Chuck approached it cautiously. Now that he was only about twelve feet from it, he could see a bit more of its anatomy. That thing — whatever it was — was one of them, or had been at some point. The bloodstains on its forehead matched the spot where the Captors had those horns that moved like antennae. The bloodstains on its sides could be easily linked to the place where its wings had been, while the stains on the wrists coincided with the spurs the Captors had on the inner part of their reptilian front limbs. So the rumors were true: that this being related to the Captors — or probably the leader or father of them all — had undergone several operations to remove body parts. And the result, thought Chuck, was obscene: Doctor Angeli, if that was what was sitting there imitating the posture of a human being in the Oval Office, had been operated on so he would look more human.
And that was when it happened: while Chuck was thinking about all that, Doctor Angeli's head moved. Just a little, just enough for the yellow lights of his eyes to look in Chuck's direction.
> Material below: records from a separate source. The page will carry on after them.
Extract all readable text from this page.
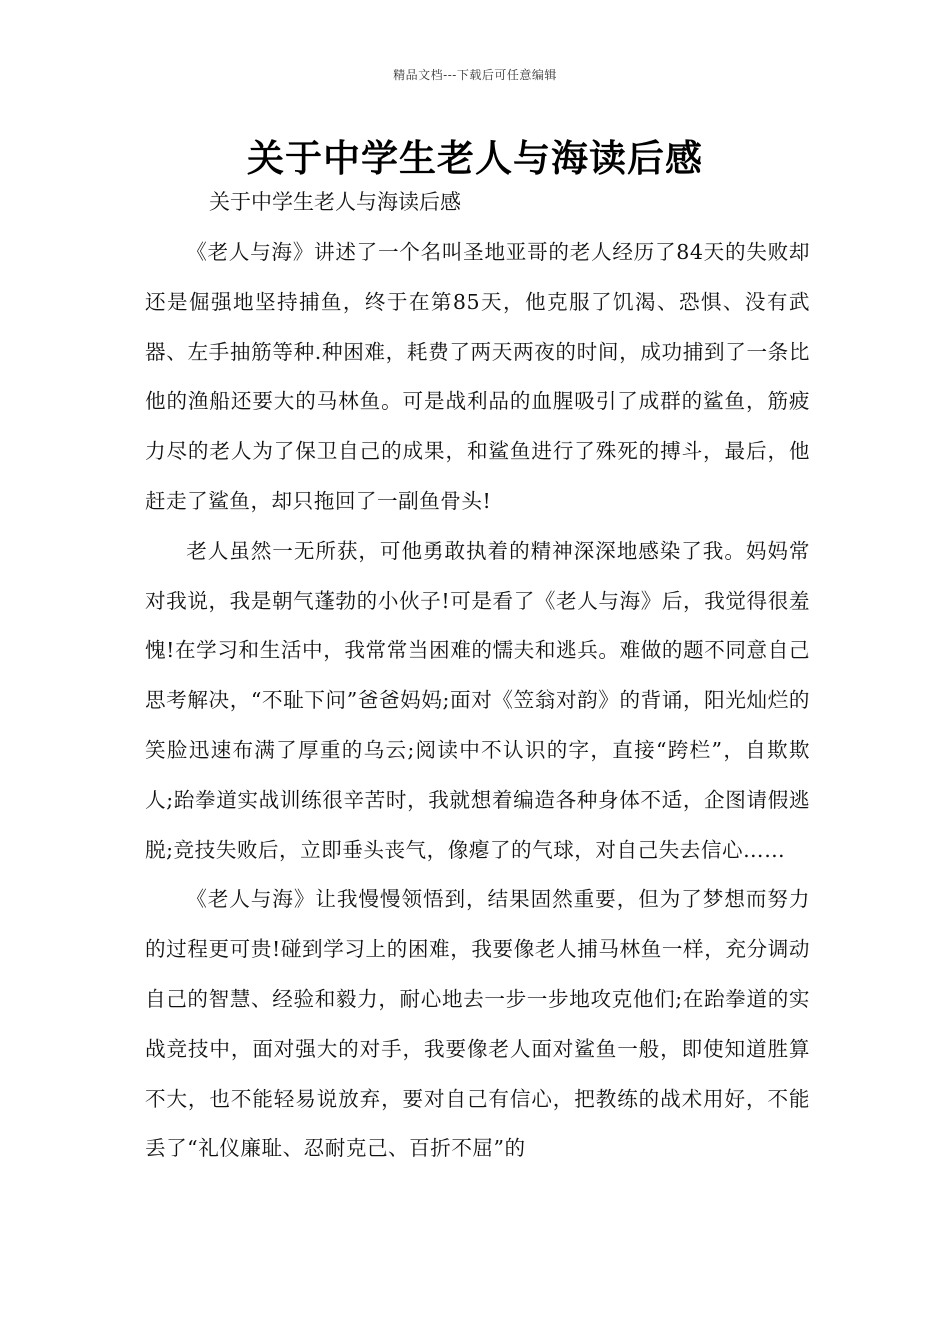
精品文档---下载后可任意编辑
关于中学生老人与海读后感

关于中学生老人与海读后感

《老人与海》讲述了一个名叫圣地亚哥的老人经历了84天的失败却还是倔强地坚持捕鱼，终于在第85天，他克服了饥渴、恐惧、没有武器、左手抽筋等种.种困难，耗费了两天两夜的时间，成功捕到了一条比他的渔船还要大的马林鱼。可是战利品的血腥吸引了成群的鲨鱼，筋疲力尽的老人为了保卫自己的成果，和鲨鱼进行了殊死的搏斗，最后，他赶走了鲨鱼，却只拖回了一副鱼骨头!

老人虽然一无所获，可他勇敢执着的精神深深地感染了我。妈妈常对我说，我是朝气蓬勃的小伙子!可是看了《老人与海》后，我觉得很羞愧!在学习和生活中，我常常当困难的懦夫和逃兵。难做的题不同意自己思考解决，“不耻下问”爸爸妈妈;面对《笠翁对韵》的背诵，阳光灿烂的笑脸迅速布满了厚重的乌云;阅读中不认识的字，直接“跨栏”，自欺欺人;跆拳道实战训练很辛苦时，我就想着编造各种身体不适，企图请假逃脱;竞技失败后，立即垂头丧气，像瘪了的气球，对自己失去信心……

《老人与海》让我慢慢领悟到，结果固然重要，但为了梦想而努力的过程更可贵!碰到学习上的困难，我要像老人捕马林鱼一样，充分调动自己的智慧、经验和毅力，耐心地去一步一步地攻克他们;在跆拳道的实战竞技中，面对强大的对手，我要像老人面对鲨鱼一般，即使知道胜算不大，也不能轻易说放弃，要对自己有信心，把教练的战术用好，不能丢了“礼仪廉耻、忍耐克己、百折不屈”的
Under that monster's gaze, which observed him as it directed the battle, Chuck experienced an intense feeling of guilt and shame. His hand was tightly closed around his weapon, but he couldn't do anything with it. What Chuck was feeling in that moment, as inexplicable as it was, was very similar to the feeling of a child caught doing something he shouldn't. But that creature wasn't his father or his mother. It couldn't be, Chuck was telling himself. And yet, that was exactly what he felt: an intensely filial remorse and shame. That filled his mind completely. It didn't matter that the conscious and still lucid part of his mind knew perfectly well that that hellish being from another world was taking control of his emotions and his deepest feelings.